If you’re a beginner at catching fish, you might know the two famous types of lines. They are monofilament and braided lines. Each line has its unique pros and cons. They are for different fishing environments.

Since you’re getting started fishing, it is crucial to choose the right fishing gear. But it gets confusing when deciding the type of line to spool your reel. 

We gathered some tips on each type to help you choose.

Advantages of Monofilament Fishing Line

Knot Strength: Mono lets you confidently run those expensive lures. It would be best if you do not sacrifice strength or integrity when tying off the line.

Buoyancy – Monofilament lines slowly sink and allows the presentation of baits and lures. You can do this if you want to dangle below the surface while slowly dropping it. Topwater lures also gain from the low sink rate of mono lines.

Cost: If you always keep your budget goals in mind, the cheapest line you can buy is monofilament lines. They have tensile-strength options and tons of different types of monofilament.

Beginner Friendly: The flexibility of mono lines makes them easy to work. Newbie anglers quickly get their rig set up and knots tied off. With all these, you can see into the water with less hassle. It also does its job with all types of reels.

Stretching: A reasonable stretch rate of about 25%. Monofilament is excellent in this area. If ever you hit run into a fish that goes down fighting hard, it’s no problem at all.

Translucency/Color : Monofilament lines come in different color options for almost all applications. Plastic materials can turn into any color by manufacturers. 

Disadvantages of Monofilament Fishing Line

  • UV Exposure – Too much exposure to sunlight causes failure or unwanted stretch. Also, the weakening of water absorption results in changing the mono lines on your rigs each year.
  • Water Absorption – As time goes by, monolines can weaken due to absorption. It causes your knot to be a point of failure,
  • Sensitivity – The stretchability can be a give-and-take. Even though it’s good to have a great stretch, the sensitivity can suffer. It leads to losing the feeling of connection to those small bites.

Common Benefits for Monofilament Lines

Monofilament lines are user-friendly, cheap, and have tons of colors. They are mostly the primary choice for casual anglers and beginners.

Some anglers tend to look at factors like the following:

  • Rod selection
  • Bait
  • Stretch
  • Distance
  • Buoyancy
  • Water type
  • Location

The tournament pros will look further and consider the color, abrasion resistance—also, the tensile strength.

Advantages of Braided Fishing Lines

  • No Memory– After being on the spool with no folds and kinks, it quickly straightens out. Thus, it prevents reeling in and casting issues.
  • No Water Absorption – It retains the same performance and strength, dry or wet.
  • Extremely Low Stretch – Gives good feedback to anglers while offering a durable defense.
  • Snag Resistance – Due to lubricity properties, underwater debris will have difficulty cutting your braided lines.
  • UV Resistance – Too much exposure to the sun won’t shorten the lifespan of these lines.
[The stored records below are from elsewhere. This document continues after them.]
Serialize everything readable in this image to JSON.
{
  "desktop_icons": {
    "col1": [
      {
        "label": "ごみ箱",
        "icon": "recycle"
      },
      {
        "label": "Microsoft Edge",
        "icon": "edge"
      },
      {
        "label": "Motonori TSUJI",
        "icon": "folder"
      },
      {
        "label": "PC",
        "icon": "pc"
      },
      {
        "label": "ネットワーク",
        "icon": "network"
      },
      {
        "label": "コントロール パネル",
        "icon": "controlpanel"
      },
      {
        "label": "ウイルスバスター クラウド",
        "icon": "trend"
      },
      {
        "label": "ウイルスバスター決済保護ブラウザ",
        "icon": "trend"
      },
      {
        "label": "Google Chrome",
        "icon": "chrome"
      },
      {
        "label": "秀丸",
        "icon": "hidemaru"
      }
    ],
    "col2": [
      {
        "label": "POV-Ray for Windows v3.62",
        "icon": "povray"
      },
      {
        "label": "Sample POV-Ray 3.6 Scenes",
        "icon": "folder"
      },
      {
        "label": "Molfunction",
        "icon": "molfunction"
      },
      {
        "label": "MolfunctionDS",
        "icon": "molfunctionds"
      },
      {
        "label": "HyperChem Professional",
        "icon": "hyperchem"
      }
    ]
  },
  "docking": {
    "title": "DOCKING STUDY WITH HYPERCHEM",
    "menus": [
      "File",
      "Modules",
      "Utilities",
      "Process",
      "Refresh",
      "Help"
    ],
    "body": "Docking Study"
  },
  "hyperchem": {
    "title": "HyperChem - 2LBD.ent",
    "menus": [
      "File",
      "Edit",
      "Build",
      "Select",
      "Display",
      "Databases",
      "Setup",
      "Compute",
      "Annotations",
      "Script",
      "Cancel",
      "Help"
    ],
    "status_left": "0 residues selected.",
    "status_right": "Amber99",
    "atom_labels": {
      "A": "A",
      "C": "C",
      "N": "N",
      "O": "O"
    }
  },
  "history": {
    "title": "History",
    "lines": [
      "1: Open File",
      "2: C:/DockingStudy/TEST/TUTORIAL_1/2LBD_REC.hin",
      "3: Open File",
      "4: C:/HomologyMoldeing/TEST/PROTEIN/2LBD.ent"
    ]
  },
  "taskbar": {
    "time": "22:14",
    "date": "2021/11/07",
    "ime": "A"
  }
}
Disadvantages of Braided Fishing Lines

  • Tying Knots – You may find the braided lines hard to tie off a knot due to lubricity. Unless you do it correctly, it will come undone. So, expect some learning curves and have some fun.
  • Visibility– Braided lines are more visible to fish. Thus, anglers attach leaders that are known as less visible lines. These are all for underwater presentation.
  • Color Fading – Over time, some lines may fade, causing visibility issues.
  • Initial Expense – The cost of braided lines runs about 50 percent higher on average. Though it’s not always essential, bear in mind that braided lines tend to outlast other lines.
  • Tangle Issues – It’s hard to deal with the tangling on lighter strength braided lines without proper use and storage. 

Common Benefits of Braided Fishing Line

You need to choose a braided line if you’re into long-distance casting scenarios. When the fish hits the bait, and you need to have a highly-sensitive feel, get those hooks into the mouth.